How intelligent is that?

Well-being

There is no big secret to general health and well-being. All we have to do is eat well, move well, sleep well and drink well.

The UK government has stated that:

‘In 2021 to 2022, 63.8% of adults aged 18 years and over in England were estimated to be overweight or living with obesity. This was an increase from 2020 to 2021 (63.3%).’

Obesity is of course just one of countless factors which can adversely affect our well-being.

Intellectually, most of us know exactly what to do but something still prevents us from doing it.

Sadly, the catalyst for change is often a shock or tragedy which challenges us emotionally.

When it comes to presenting and public speaking most people know that saturating slides with data alone is painful.
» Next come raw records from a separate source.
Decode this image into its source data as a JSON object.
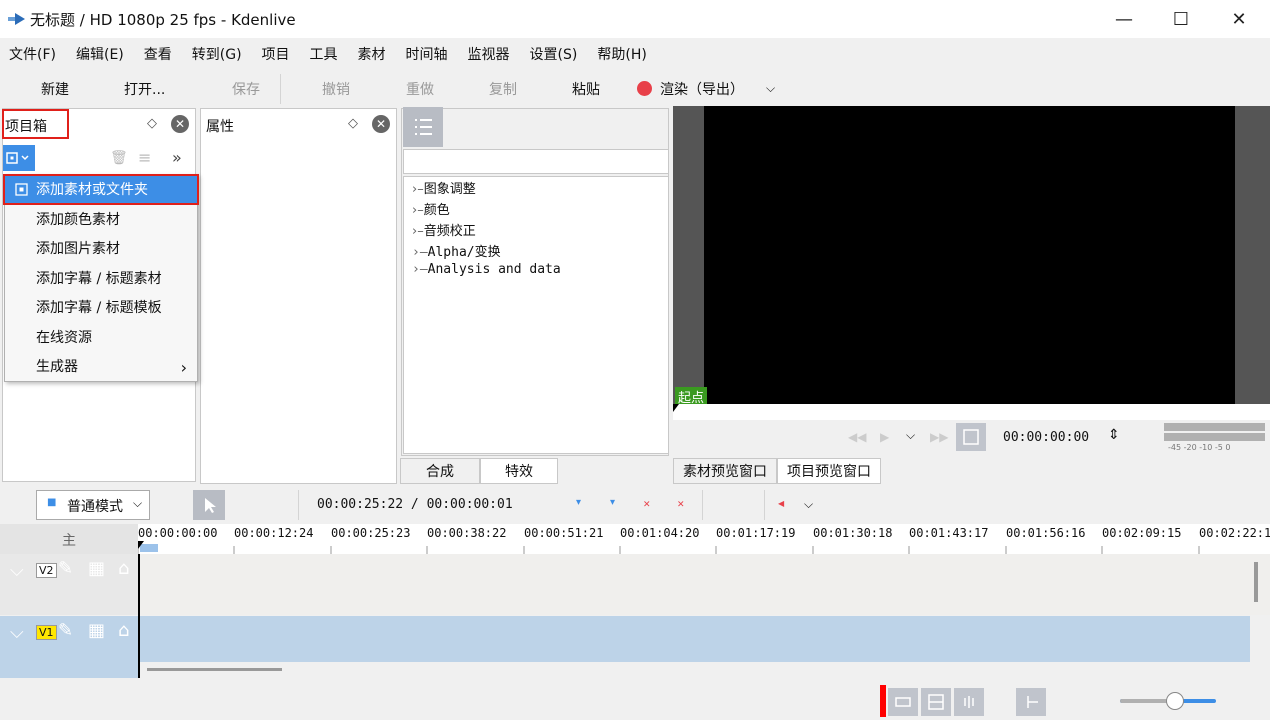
{
  "window": {
    "title": "无标题 / HD 1080p 25 fps - Kdenlive",
    "minimize": "—",
    "maximize": "☐",
    "close": "✕"
  },
  "menu": [
    "文件(F)",
    "编辑(E)",
    "查看",
    "转到(G)",
    "项目",
    "工具",
    "素材",
    "时间轴",
    "监视器",
    "设置(S)",
    "帮助(H)"
  ],
  "toolbar": {
    "new": "新建",
    "open": "打开...",
    "save": "保存",
    "undo": "撤销",
    "redo": "重做",
    "copy": "复制",
    "paste": "粘贴",
    "render": "渲染（导出）"
  },
  "bin": {
    "title": "项目箱"
  },
  "properties": {
    "title": "属性"
  },
  "add_menu": {
    "items": [
      "添加素材或文件夹",
      "添加颜色素材",
      "添加图片素材",
      "添加字幕 / 标题素材",
      "添加字幕 / 标题模板",
      "在线资源",
      "生成器"
    ],
    "submenu_arrow": "›"
  },
  "effects": {
    "tree": [
      "图象调整",
      "颜色",
      "音频校正",
      "Alpha/变换",
      "Analysis and data"
    ],
    "tabs": [
      "合成",
      "特效"
    ]
  },
  "monitor": {
    "marker": "起点",
    "timecode": "00:00:00:00",
    "meter_labels": "-45  -20  -10  -5   0",
    "tabs": [
      "素材预览窗口",
      "项目预览窗口"
    ]
  },
  "timeline": {
    "mode": "普通模式",
    "position": "00:00:25:22 / 00:00:00:01",
    "master": "主",
    "ruler": [
      "00:00:00:00",
      "00:00:12:24",
      "00:00:25:23",
      "00:00:38:22",
      "00:00:51:21",
      "00:01:04:20",
      "00:01:17:19",
      "00:01:30:18",
      "00:01:43:17",
      "00:01:56:16",
      "00:02:09:15",
      "00:02:22:1"
    ],
    "tracks": [
      "V2",
      "V1"
    ]
  },
  "colors": {
    "accent": "#3d8ee6",
    "highlight_box": "#e0201a",
    "render_dot": "#e84049",
    "marker_green": "#3a9a20",
    "v1_track": "#bdd3e8"
  }
}
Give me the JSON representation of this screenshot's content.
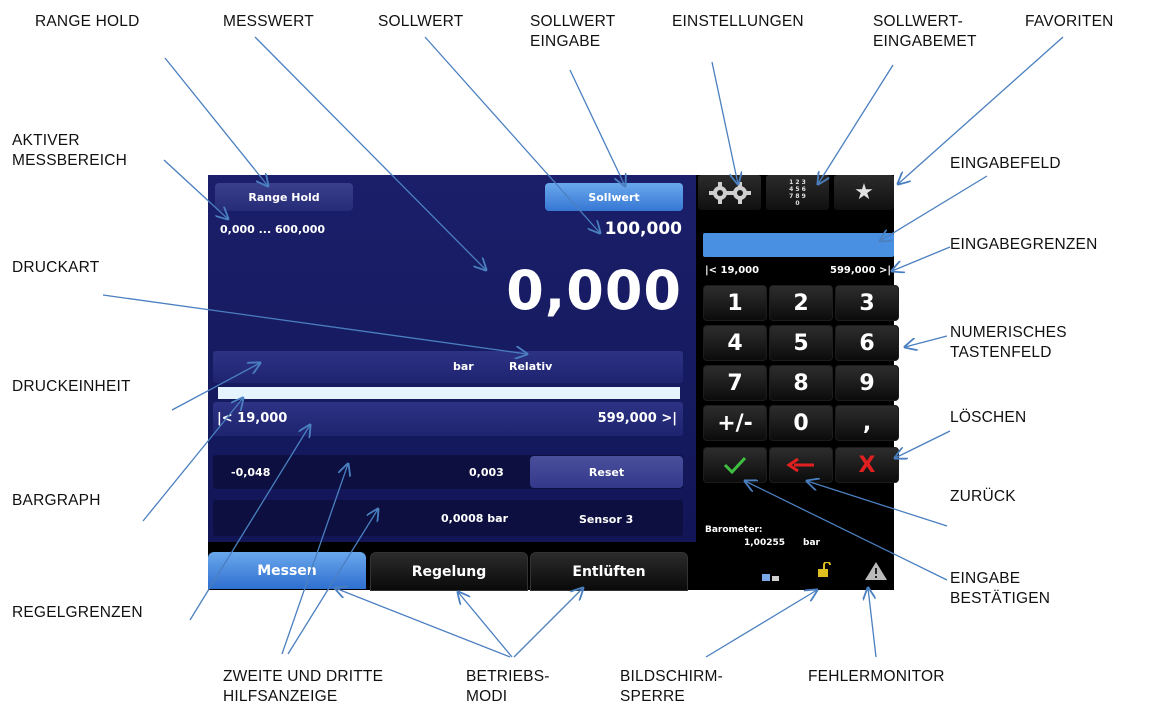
{
  "callouts": {
    "range_hold": "RANGE HOLD",
    "messwert": "MESSWERT",
    "sollwert": "SOLLWERT",
    "sollwert_eingabe": "SOLLWERT\nEINGABE",
    "einstellungen": "EINSTELLUNGEN",
    "sollwert_eingabemethode": "SOLLWERT-\nEINGABEMET",
    "favoriten": "FAVORITEN",
    "aktiver_messbereich": "AKTIVER\nMESSBEREICH",
    "eingabefeld": "EINGABEFELD",
    "druckart": "DRUCKART",
    "eingabegrenzen": "EINGABEGRENZEN",
    "numerisches_tastenfeld": "NUMERISCHES\nTASTENFELD",
    "druckeinheit": "DRUCKEINHEIT",
    "loeschen": "LÖSCHEN",
    "bargraph": "BARGRAPH",
    "zurueck": "ZURÜCK",
    "eingabe_bestaetigen": "EINGABE\nBESTÄTIGEN",
    "regelgrenzen": "REGELGRENZEN",
    "zweite_dritte": "ZWEITE UND DRITTE\nHILFSANZEIGE",
    "betriebsmodi": "BETRIEBS-\nMODI",
    "bildschirmsperre": "BILDSCHIRM-\nSPERRE",
    "fehlermonitor": "FEHLERMONITOR"
  },
  "screen": {
    "range_hold_label": "Range Hold",
    "range_text": "0,000 ... 600,000",
    "sollwert_label": "Sollwert",
    "setpoint_value": "100,000",
    "reading": "0,000",
    "unit": "bar",
    "pressure_type": "Relativ",
    "bar_fill_fraction": 1.0,
    "control_min": "|<  19,000",
    "control_max": "599,000  >|",
    "aux2_left": "-0,048",
    "aux2_right": "0,003",
    "reset_label": "Reset",
    "aux3_value": "0,0008  bar",
    "aux3_sensor": "Sensor 3"
  },
  "keypad": {
    "limit_min": "|< 19,000",
    "limit_max": "599,000 >|",
    "keys": [
      "1",
      "2",
      "3",
      "4",
      "5",
      "6",
      "7",
      "8",
      "9",
      "+/-",
      "0",
      ","
    ],
    "confirm_icon": "check-icon",
    "back_icon": "back-arrow-icon",
    "clear_icon": "clear-x-icon",
    "barometer_label": "Barometer:",
    "barometer_value": "1,00255",
    "barometer_unit": "bar"
  },
  "modes": {
    "messen": "Messen",
    "regelung": "Regelung",
    "entlueften": "Entlüften",
    "active": "Messen"
  },
  "topbar": {
    "settings_icon": "gears-icon",
    "numpad_icon": "numpad-icon",
    "numpad_glyph": "1 2 3\n4 5 6\n7 8 9\n0",
    "favorites_icon": "star-icon"
  },
  "colors": {
    "panel": "#1b1f6a",
    "accent_blue": "#3677d4",
    "confirm_green": "#3fbf3f",
    "back_red": "#e02020",
    "clear_red": "#e02020",
    "lock_yellow": "#e0c020"
  }
}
Despite that knowledge, we still see presenters doing exactly that every day.

For anything to change we have to capture hearts and minds

Capturing hearts and minds is a critical part of public speaking and presenting.

Facts, data, research and evidence alone is often insufficient to influence change or action, especially in a presentation. We also need to connect emotionally with our audience.

At Mindful Presenter we believe that Logos is relatively easy to achieve. After all, we just have to state the problem or opportunity, present the evidence we have and appeal to the logic of our audience.

Logic, evidence and reason is not enough

Capturing hearts and minds requires Logos, Pathos and Egos .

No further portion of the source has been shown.